秋になると自分はいつも弱くなる。それが、彼女にはわかっていたのだろう。いつもよりも視線を感じることが増えていた。高校も、登下校の途中も。気づけばクラスも違うのにそこにいて、自分を気遣ってくれていたように思う。それを見て、クラスメート達からはからかわれたものだ。何あの子、お前に気があるんじゃねえの、と。
『一組の、秋津島世羅ちゃん?え、めっちゃ可愛いじゃん。付き合っちまえよ!』
『そんなんじゃない。中学校からの……幼馴染?みたいなもんだ。俺が情けないから心配で見張ってるだけ』
『そうか?それにしては過保護が行き過ぎてね?』
『……まあ、それは俺も思うけどな』
初めて世羅と出逢った日、きっと自分は酷い顔をしていたと思うのだ。小学校六年生の秋に起きた、あの事件。それを乗り越えられないまま、不登校になり、拒食症のような症状まで発症してガリガリに痩せていた。どうにか中学校からは学校に行き始めたものの、きっと誰も彼も“何あのやばいやつ”としか思わなかったことだろう。今だってお世辞にもふくよかな方とは言えないが、あの頃は身長150cm足らずで体重が34キロくらいしかなかったのである。貧乏な家で、食事が足らなかったなんてこともなかったにも関わらず。
自分でも眼がぎょろついていて、何も信じていないのがありありとわかる顔をしていたと思う。クラスメート達も先生も、明らかにそんな自分を扱い兼ねて避けていた。いじめられることさえ無かったのだから、よほど自分は手負いの獣のようなオーラを出していたのだろう。
そんな中学一年生だった狭霧に、ただ一人声をかけてきたのが世羅だった。みんなに好かれる優等生タイプ、クラスの委員長。きっと責任感もあったのだろう。何度無視しても冷たい態度を取っても、狭霧に声をかけてきたしほっておいてはくれなかったのである。他の生徒達に、“秋津島のやつ、仙道が好きなんじゃないの?”なんてイヤミを言われても関係ないようだった。

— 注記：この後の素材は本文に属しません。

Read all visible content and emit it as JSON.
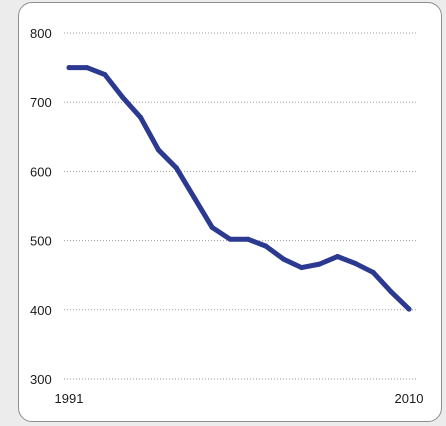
{
  "chart_data": {
    "type": "line",
    "title": "",
    "xlabel": "",
    "ylabel": "",
    "x": [
      1991,
      1992,
      1993,
      1994,
      1995,
      1996,
      1997,
      1998,
      1999,
      2000,
      2001,
      2002,
      2003,
      2004,
      2005,
      2006,
      2007,
      2008,
      2009,
      2010
    ],
    "series": [
      {
        "values": [
          750,
          750,
          740,
          707,
          678,
          631,
          605,
          562,
          519,
          502,
          502,
          492,
          473,
          461,
          466,
          477,
          467,
          454,
          426,
          401
        ]
      }
    ],
    "ylim": [
      300,
      800
    ],
    "yticks": [
      "300",
      "400",
      "500",
      "600",
      "700",
      "800"
    ],
    "xtick_labels": [
      "1991",
      "2010"
    ],
    "grid": "horizontal dotted",
    "line_color": "#2b3990",
    "background_color": "#ffffff"
  }
}
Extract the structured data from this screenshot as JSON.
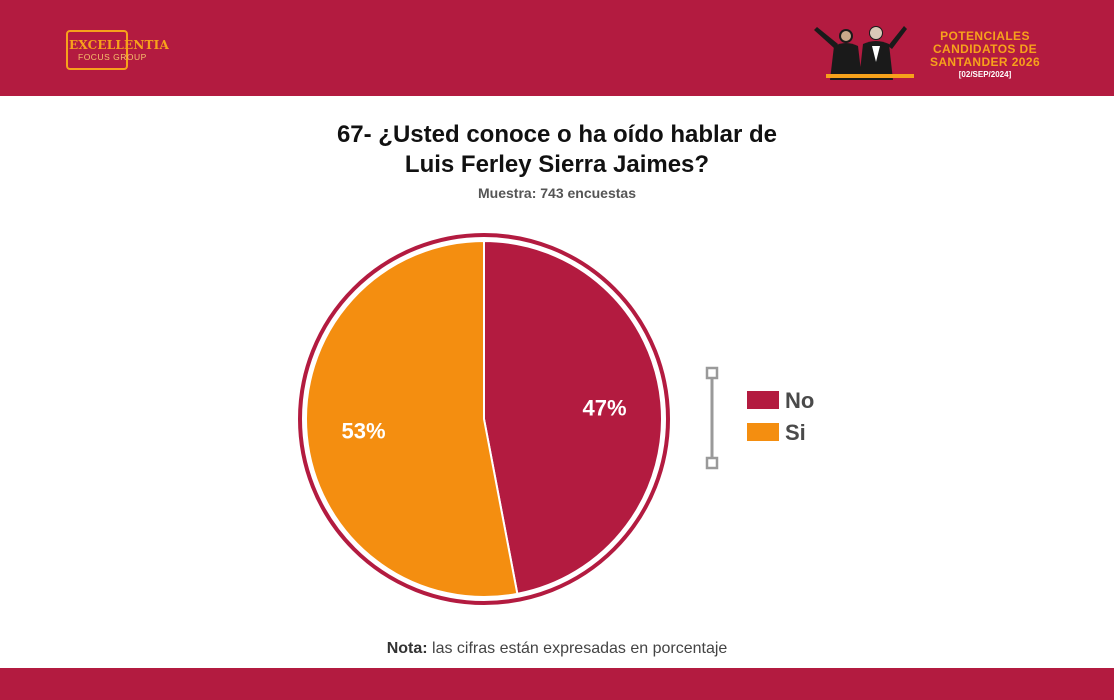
{
  "header": {
    "logo_main": "EXCELLENTIA",
    "logo_sub": "FOCUS GROUP",
    "event_line1": "POTENCIALES",
    "event_line2": "CANDIDATOS DE",
    "event_line3": "SANTANDER 2026",
    "event_date": "[02/SEP/2024]"
  },
  "title_line1": "67- ¿Usted conoce o ha oído hablar de",
  "title_line2": "Luis Ferley Sierra Jaimes?",
  "subtitle": "Muestra: 743 encuestas",
  "note_label": "Nota:",
  "note_text": " las cifras están expresadas en porcentaje",
  "colors": {
    "brand": "#b31b40",
    "accent": "#f7a21b",
    "no": "#b31b40",
    "si": "#f48e10"
  },
  "chart_data": {
    "type": "pie",
    "categories": [
      "No",
      "Si"
    ],
    "values": [
      47,
      53
    ],
    "value_labels": [
      "47%",
      "53%"
    ],
    "colors": [
      "#b31b40",
      "#f48e10"
    ],
    "legend_position": "right"
  }
}
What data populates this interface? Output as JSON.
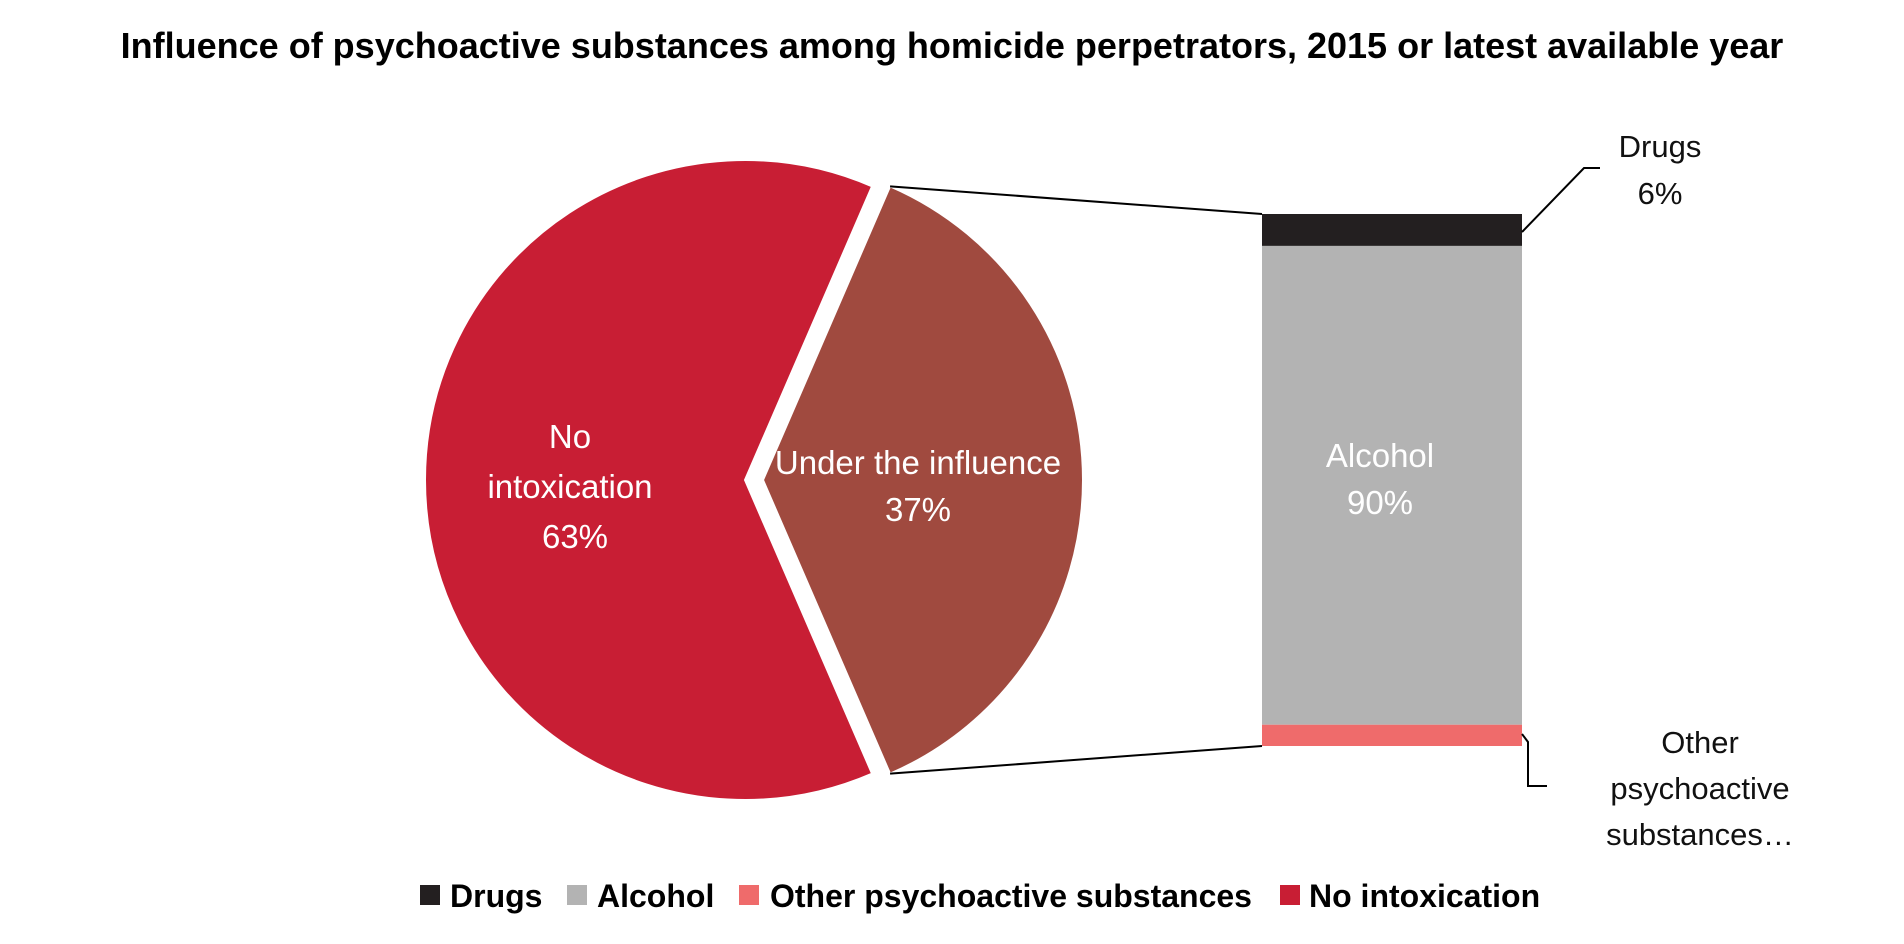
{
  "chart_data": {
    "type": "pie-of-bar",
    "title": "Influence of psychoactive substances among homicide perpetrators, 2015 or latest available year",
    "pie": {
      "slices": [
        {
          "name": "No",
          "name_line2": "intoxication",
          "value": 63,
          "label": "63%",
          "color": "#c81e34"
        },
        {
          "name": "Under the influence",
          "value": 37,
          "label": "37%",
          "color": "#a04a3f"
        }
      ]
    },
    "breakdown": {
      "of": "Under the influence",
      "segments": [
        {
          "name": "Drugs",
          "value": 6,
          "label": "6%",
          "color": "#231f20"
        },
        {
          "name": "Alcohol",
          "value": 90,
          "label": "90%",
          "color": "#b3b3b3"
        },
        {
          "name": "Other psychoactive substances",
          "value": 4,
          "label_lines": [
            "Other",
            "psychoactive",
            "substances…"
          ],
          "color": "#ef6b6b"
        }
      ]
    },
    "legend": {
      "position": "bottom",
      "items": [
        {
          "name": "Drugs",
          "color": "#231f20"
        },
        {
          "name": "Alcohol",
          "color": "#b3b3b3"
        },
        {
          "name": "Other psychoactive substances",
          "color": "#ef6b6b"
        },
        {
          "name": "No intoxication",
          "color": "#c81e34"
        }
      ]
    }
  }
}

だから、ある日あまりにもうっとおしくて尋ねたのである。
『何でお前、そんなに俺のこと構うんだ』
すると、世羅はこう返してきたのだった。
『だって、ほっとけないよ。……君、いじめられてたことがあるんじゃないの?昔の私、みたいに』
心の綺麗な人間とは、まさに世羅のような人物を言うのだろうなと思う。彼女は、自分が小学校時代にいじめられた分、同じようにいじめられた人を見かけたら助けたい、と思うタイプだった。自分が貰った優しさを、どうにか別の人に返していきたい、と。
自分には眩しすぎる。同時に。
『じゃあ、やっぱりお前と俺は違う。同情なら消えろ、迷惑だ。俺なんかを助けようとしたら、お前はロクな目に遭わないぞ』
もっと強く、拒絶する理由ができたのである。何故なら、狭霧の本当に傷はその先にあったから。
確かに自分も、小学校の頃に苛められた経験がある。それで苦しんだこともあるのも確かだ。今はどうであるのかわからないが、当時の自分達の学校はクラス替えが二年に一度であったのである。五年の時に苛めを受けて、その結果二年間いじめっ子と同じクラスになるという苦行を受けた、それは事実だ。
ただ。彼女と違うのは、本当の地獄がそこではなかったということ。
いじめは五年生の時に解決したが、その結果払った犠牲があまりにも大きすぎたということだ。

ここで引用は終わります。